Educational outcomes racial residential segregation and


(25%)Educational outcomes, racial residential segregation, and education production functions

Following is a quote from an Op-Ed piece entitled “The High Cost of Low Teacher Salaries” that was in the April 30, 2011 issue of The New York Times.

“When we don’t get the results we want in our military endeavors, we don’t blame the soldiers. We don’t say, ‘It’s these lazy soldiers and their bloated benefits plans! That’s why we haven’t done better in Afghanistan!’ No, if the results aren’t there, we blame the planners. We blame the generals, the secretary of defense, the Joint Chiefs of Staff. No one contemplates blaming the men and women fighting every day in the trenches for little pay and scant recognition.

And yet in education we do just that. When we don’t like the way our students score on international standardized tests, we blame the teachers. When we don’t like the way particular schools perform, we blame the teachers and restrict their resources…

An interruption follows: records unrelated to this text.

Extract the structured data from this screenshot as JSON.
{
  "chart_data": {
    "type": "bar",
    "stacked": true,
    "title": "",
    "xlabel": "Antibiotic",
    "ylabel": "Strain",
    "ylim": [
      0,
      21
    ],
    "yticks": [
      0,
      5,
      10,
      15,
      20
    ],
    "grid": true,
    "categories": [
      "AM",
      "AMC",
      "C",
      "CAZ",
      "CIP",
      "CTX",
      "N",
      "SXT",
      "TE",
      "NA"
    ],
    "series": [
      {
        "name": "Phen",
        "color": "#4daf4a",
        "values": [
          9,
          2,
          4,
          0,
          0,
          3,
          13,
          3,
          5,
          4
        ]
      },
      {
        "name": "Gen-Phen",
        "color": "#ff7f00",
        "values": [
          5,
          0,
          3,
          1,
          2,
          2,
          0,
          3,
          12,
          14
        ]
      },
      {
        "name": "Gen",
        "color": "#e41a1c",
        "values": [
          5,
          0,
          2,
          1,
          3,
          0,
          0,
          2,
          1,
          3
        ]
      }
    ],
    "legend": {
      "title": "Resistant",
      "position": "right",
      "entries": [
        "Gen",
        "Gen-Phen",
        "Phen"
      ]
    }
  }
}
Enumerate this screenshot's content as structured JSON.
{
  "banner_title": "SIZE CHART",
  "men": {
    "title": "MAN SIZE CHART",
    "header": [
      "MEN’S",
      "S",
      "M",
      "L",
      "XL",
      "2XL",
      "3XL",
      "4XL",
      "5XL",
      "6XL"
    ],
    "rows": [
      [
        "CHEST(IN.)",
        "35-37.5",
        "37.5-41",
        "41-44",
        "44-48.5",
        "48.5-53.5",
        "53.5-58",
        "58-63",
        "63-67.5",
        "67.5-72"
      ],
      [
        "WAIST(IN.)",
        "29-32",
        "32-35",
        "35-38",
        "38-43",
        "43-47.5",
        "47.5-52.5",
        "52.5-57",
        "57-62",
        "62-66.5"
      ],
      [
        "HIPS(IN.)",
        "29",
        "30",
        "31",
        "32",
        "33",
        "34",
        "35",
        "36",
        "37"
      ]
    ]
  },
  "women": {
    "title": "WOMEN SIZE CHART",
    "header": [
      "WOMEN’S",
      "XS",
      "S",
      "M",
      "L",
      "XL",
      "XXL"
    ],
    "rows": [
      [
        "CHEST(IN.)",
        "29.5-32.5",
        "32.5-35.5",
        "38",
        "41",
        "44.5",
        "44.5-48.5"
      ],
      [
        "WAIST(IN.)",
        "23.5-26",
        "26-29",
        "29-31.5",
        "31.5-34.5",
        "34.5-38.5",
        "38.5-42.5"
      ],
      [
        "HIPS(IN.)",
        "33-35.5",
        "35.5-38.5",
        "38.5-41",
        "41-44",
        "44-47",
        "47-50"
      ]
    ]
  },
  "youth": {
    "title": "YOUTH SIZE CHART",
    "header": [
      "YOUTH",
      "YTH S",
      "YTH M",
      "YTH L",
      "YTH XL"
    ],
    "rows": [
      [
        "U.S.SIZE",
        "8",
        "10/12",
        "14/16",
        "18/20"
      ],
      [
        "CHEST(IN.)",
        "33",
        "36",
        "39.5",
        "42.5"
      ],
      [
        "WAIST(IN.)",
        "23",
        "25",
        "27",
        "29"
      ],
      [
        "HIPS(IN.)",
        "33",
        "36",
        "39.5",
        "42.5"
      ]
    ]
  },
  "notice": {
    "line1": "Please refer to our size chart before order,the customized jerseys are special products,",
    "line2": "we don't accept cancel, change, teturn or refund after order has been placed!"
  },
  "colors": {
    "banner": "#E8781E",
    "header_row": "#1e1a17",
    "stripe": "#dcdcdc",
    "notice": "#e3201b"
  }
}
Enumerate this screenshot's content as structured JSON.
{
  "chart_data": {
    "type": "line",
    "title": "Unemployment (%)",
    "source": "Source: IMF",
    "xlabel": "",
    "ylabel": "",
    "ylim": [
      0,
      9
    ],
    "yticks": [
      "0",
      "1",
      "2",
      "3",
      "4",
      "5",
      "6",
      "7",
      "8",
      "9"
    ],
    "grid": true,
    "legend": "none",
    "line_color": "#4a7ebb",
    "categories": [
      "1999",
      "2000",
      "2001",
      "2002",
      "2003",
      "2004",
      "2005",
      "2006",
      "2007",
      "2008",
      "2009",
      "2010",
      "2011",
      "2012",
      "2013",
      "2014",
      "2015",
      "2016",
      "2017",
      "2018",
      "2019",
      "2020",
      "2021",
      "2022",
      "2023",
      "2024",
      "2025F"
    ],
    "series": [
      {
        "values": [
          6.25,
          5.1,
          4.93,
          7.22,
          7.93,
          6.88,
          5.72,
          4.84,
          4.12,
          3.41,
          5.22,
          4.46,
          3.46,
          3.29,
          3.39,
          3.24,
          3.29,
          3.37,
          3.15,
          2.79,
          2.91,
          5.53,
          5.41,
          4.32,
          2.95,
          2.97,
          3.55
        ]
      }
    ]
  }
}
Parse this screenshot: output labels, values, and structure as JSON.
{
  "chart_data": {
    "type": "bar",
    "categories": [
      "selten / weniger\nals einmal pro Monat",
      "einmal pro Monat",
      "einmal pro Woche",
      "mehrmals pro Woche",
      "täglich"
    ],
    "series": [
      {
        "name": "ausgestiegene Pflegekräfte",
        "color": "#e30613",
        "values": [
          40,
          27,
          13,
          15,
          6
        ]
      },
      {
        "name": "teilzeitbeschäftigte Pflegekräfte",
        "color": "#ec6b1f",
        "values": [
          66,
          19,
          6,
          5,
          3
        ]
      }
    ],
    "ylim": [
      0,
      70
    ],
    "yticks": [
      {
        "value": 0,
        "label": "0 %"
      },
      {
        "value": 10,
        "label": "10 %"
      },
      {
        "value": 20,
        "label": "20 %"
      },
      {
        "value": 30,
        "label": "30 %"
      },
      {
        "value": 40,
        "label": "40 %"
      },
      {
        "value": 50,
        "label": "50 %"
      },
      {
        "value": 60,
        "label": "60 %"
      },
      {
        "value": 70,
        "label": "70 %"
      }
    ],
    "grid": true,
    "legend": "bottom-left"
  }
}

So every year 20 percent of teachers in urban districts quit. Nationwide, 46 percent of teachers quit before their fifth year.”

The authors then went on to argue that in order to improve educational outcomes, we should raise the pay of schoolteachers in order to attract and retain better-quality teachers.

Write an essay in which you lay out the education production function approach in detail, explain how this approach helps one understand the persistence of inequality in economic outcomes between blacks and whites, and assess the arguments in the Op-Ed piece as to the likely effectiveness of raising teacher pay as a method of improving educational outcomes of blacks.